How Web Design Can Use Content, Space And Colors To Affect Psychology

When visitors visit your site, they can create the feelings about your website and your organization. This feeling can be either positive or negative, and it's entirely up to you and should never be overlooked when designing your website.

A great web design is how you can deliver your content is such a way that it makes everything interestingly look good.

So what really defines "great" in web design?

There has been a body of knowledge created to help designers effective develop visuals that play into the psychology of their viewers. In order to achieve this, one must understand how different web design elements and how each of them can affect mood, attitude and experience.

The three main things that affect your readership, are the content, space and colors

Content

Visitors come to a website to access information they need, and web design is what helps them in finding the information they need quickly and easily.

Back in the early days of the web, websites were usually plain and had colorful elements. Their pages were often cramped with thousands and thousands of words. That is a lot if compared to when the internet matures, when contents at a single page only have about 1,000 to 2,000 words in average.

With pages having a lot of words, it was difficult for people to find the content they wanted. The attempt to read the whole page to just get to what they want, often invoked stress, anxiety and overall unpleasant feelings for visitors.

In modern web design, contents should be more organized, edited and designed so that pages can be a great medium in which information can be adequate, but at the same time not overwhelming.

To do this, contents should be straightforward. Adding a bit of graphics, images or videos can spice up the dull (but overwhelming) feeling people used to see back in the early days of the internet.

The next thing, is to make the content to represent the tones of your brand or company.

So here is where you need to put information people need the most, in the most logical place. Never hide important information when it comes to delivering contents as this will surely make visitors unhappy.

Remember that contents delivered in a simple, clean, organized, easy to read, concise and a professional manner will always have the advantages if compared to those that don't.

Space

Everyone needs some space, and so does your website.

White space, or just space, is a way you can organize your content that will dramatically affect how your visitors feel. While organizing contents should be your first priority, space should be considered to make those contents stand out.

The sensation of emptiness in space or white space, is where no contents or visual elements demanding attention is present. This space plays an important role in any type of design work, not just web design. The reason for this is because emptiness gives the resting place feeling to viewers.

If no white space is present, there is nothing for them to move their eyes to take a visual break.

In web design, these resting places are one of the concepts of minimalism. They should be found between margins, around elements such as images, around buttons, etc..

What's more, a proper placement of white space can visually cue visitors towards something that should matter to them (or to you). For example, the call-to-action button. This is where you should never make things more complicated than they should be.

Color

Colors attract the eyes much more than anything else, besides shapes.

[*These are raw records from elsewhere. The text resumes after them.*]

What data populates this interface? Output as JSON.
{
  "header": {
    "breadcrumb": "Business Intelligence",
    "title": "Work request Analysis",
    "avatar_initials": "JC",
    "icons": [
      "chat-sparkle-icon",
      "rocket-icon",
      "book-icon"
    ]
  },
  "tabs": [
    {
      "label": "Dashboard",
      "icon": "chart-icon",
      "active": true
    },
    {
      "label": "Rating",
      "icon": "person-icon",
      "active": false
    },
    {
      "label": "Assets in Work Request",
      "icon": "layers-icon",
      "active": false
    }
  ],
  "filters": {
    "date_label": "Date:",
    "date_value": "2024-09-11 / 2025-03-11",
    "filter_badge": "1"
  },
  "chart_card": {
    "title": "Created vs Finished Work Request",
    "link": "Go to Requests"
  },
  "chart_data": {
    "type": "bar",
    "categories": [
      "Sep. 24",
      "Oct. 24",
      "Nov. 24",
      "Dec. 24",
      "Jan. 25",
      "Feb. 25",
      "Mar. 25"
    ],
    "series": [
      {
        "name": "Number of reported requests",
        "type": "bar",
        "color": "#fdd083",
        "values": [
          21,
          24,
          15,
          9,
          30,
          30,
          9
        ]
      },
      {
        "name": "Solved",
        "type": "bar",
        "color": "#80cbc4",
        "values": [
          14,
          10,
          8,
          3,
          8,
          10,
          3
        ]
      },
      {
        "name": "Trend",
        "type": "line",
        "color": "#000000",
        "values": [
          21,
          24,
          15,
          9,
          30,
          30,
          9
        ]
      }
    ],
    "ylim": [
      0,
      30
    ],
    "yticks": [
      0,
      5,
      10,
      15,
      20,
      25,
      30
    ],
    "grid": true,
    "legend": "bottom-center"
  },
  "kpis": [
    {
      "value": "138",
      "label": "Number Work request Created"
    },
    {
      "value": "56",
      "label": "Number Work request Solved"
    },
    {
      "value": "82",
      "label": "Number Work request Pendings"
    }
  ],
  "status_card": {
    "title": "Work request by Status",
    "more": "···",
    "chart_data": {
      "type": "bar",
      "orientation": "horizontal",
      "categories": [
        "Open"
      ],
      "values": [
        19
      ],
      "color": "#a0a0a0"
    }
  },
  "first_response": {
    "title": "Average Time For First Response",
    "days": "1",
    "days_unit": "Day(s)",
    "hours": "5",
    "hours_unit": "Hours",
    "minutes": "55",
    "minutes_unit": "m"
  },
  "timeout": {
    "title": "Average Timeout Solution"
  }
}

When designing a website, you should know what color combination is best to represent your brand. Colors are often dictated as the visual identity, but what you need to know is that colors should also be used to affect people (prioritizing your visitors' gender is one of the options).

In web design, colors should play a role of not just becoming an aesthetic visuals, it should also make visitors pleased by having them around. They should compel your contents, in a way that focus won't be diverted, but escalated to the points of interest.

Most visual identities in web design have neutral colors (i.e the tints, shades, and hues) that are used along with their main colors. In most modern web designs, these neutral colors often take dominance in terms of how much real estate they are taking up.

Remember that neutral colors like black, white and gray should be properly used to make contents prominent. Other colors that are catchy to the eyes, like for example, red, blue, yellow and green, can be used on other visual elements to create the sense of completeness.

Color plays an important part in human psychology. Cooler colors (blues, greens, purples) often provide an inviting, professional and relaxed feeling. In contrast, it can be used to give a very cold and unfriendly feelings. Warmer colors (yellows, oranges, reds) are warm, soothing, and can give the sensation of creativity. But it can also give the negative feelings such as anger and stress.

Play with colors, and see what suits your website best.

Neutral colors can act as white space when placed properly. And this can be useful to reduce the negative effects of colors. For example, they can be used to divert attention to call-to-action buttons or links. The reason for this is simple: a big red button hovering on a yellow background will hurt people's eyes, for example. But if that big red button is placed on top of a lighter shade of yellow or just plain white, that button becomes more interesting to be clicked on.